Голос юного прогульщика был так звонок и искренен, что толпа сразу ему поверила и стала съеживаться от естественного страха оказать в этот опасный день слишком большое внимание еврейке, к тому же странной, но мало похожей на сумасшедшую.

Наконец раздался вой машины «Скорой помощи». Из белого «ЗИС—101» выскочили два крепких санитара, ловко уложили Эсфирь Львовну со всеми разбросанными деталями ее одежды и содержимым раскрытой сумочки на грязносерые носилки, понесли, четко, как по команде, швырнули свой груз в чрево машины, затем и сами нырнули за ним, хлопнули дверьми, и «Скорая», обдав толпу вонючим дымом и оглушив леденящей душу сиреной, умчалась в больницу,

Ее привезли и покатили на носилках с визжащими колесиками по бесконечным коридорам, тоннелям, потом подняли на лифте и снова покатили по трассе людского несчастья, мимо застывших белых патлатых старух, мимо людей, скачущих на костылях, ковыляющих с палками, сидящих на засаленных диванах, читающих или жадно жующих лакомства, доставленные им из дома.

В воспаленном мозгу маленькой учительницы серые эти лица превратились в дикие видения, точь—в—точь как в американском альбоме Босха, подарке дядизяминого друга, художника, уничтоженного за карикатурный, карандашный набросок лица Сталина… Как в кривых зеркалах, то вытягиваясь, то сжимаясь, то наклоняясь над ней, то отшатываясь от нее в ужасе, прыгали, кривлялись лица, то все вдруг похожие на усатого упыря Сталина, то на измученного пытками профессора Дорохова… И не было конца этому коридору чистилища.

А тупая пульсирующая боль докатывала до плеча, клещами сжимала затылок, потом отпускала на короткое мгновение, чтобы снова взяться за палаческое свое дело.

Казавшийся бесконечным коридор, наконец, кончился, ее вкатили в маленькую комнатку и ловко скинули с носилок на стол, покрытый морковного цвета клеенкой, прохладной и влажной.
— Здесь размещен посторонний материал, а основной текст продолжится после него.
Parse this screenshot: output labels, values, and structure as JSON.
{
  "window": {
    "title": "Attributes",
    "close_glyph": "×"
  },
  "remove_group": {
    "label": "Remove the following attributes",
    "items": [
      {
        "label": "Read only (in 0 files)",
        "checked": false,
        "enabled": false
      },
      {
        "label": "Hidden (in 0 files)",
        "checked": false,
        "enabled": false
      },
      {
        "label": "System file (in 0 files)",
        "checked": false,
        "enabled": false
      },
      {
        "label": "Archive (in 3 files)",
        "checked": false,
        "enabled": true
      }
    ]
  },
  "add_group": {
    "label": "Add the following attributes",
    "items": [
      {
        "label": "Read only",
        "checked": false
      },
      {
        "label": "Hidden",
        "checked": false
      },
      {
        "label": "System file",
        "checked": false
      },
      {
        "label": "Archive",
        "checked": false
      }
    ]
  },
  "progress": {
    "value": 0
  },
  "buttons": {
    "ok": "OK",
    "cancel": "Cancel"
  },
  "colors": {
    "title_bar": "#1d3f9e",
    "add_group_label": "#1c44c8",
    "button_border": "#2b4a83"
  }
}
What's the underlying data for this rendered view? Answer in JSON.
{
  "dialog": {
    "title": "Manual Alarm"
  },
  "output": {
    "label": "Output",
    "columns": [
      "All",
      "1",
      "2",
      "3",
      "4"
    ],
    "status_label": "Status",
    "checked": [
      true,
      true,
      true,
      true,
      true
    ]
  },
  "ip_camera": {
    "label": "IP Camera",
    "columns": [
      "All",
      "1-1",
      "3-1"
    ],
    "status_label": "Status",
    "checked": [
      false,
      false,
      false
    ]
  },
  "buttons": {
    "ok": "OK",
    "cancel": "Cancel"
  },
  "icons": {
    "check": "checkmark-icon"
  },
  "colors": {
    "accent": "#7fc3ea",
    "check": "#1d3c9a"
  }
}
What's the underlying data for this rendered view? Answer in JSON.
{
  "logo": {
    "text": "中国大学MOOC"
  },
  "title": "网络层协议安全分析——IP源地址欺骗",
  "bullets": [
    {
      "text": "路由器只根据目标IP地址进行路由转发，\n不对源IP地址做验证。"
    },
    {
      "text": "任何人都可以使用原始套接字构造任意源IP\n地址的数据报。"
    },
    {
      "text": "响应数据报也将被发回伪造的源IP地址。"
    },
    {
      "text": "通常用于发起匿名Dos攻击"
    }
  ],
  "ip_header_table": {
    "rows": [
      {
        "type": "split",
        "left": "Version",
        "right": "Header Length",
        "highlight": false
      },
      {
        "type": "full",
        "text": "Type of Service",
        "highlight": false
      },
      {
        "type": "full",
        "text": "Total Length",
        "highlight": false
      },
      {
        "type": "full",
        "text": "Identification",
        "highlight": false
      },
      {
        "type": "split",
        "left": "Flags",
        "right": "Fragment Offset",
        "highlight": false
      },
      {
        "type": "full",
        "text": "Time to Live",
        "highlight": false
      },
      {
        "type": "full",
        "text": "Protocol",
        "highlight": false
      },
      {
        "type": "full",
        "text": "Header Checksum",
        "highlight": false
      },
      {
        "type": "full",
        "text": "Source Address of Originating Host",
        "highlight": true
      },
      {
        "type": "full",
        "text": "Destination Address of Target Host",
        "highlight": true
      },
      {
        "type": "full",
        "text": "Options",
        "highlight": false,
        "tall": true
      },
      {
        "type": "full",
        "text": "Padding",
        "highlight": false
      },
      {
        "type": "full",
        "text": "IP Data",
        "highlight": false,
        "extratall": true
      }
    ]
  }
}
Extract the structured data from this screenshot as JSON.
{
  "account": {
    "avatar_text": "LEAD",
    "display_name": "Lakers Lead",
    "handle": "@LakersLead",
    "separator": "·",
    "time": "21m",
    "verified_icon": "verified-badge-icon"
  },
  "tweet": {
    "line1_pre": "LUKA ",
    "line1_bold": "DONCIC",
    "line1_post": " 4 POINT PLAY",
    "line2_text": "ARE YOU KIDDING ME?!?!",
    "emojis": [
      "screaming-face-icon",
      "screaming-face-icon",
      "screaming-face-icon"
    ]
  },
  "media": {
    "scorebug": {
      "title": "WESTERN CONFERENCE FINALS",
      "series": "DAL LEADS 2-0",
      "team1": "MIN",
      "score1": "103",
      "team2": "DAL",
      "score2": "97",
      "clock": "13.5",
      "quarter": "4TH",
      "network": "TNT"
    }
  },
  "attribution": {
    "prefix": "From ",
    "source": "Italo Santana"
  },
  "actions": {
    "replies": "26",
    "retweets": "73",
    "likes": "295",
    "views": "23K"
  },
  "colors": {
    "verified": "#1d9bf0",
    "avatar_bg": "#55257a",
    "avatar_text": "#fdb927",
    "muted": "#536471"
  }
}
Укол вернул её к сознанию, боли почти не стало, и она, совершенно счастливая от этого, лучезарно улыбнулась склонившейся над ней очкастой физиономии, украшенной длинным, унылым, совершенно еврейским носом. Увидев, что пациентка очнулась, он подмигнул ей, вытер салфеткой её горячий мокрый лоб, нежно убрал с него слипшиеся волосы и спросил:

– Ну, а вы оперироваться у меня не испугаетесь?

– Только у вас, доктор, только у вас, – горячо зашептала она. – Я прошу вас, помогите мне… И я очень надеюсь, что эта усатая сволочь не успеет добраться до нас.

– О чём это вы? О, Господи!.. Милая моя, – взмолился он, – тише, пожалуйста! – он тыльной стороной ладони погладил её щеку. – Не волнуйтесь, я вылечу вас.

И тотчас понизил голос до шёпота:

– Только молчите. Молчите – и всё. Травматическая афазия, понятно? Это – как полная идиотка. Иначе, дорогая, вас заберут отсюда туда, где только один метод лечения от всех болезней. Договорились?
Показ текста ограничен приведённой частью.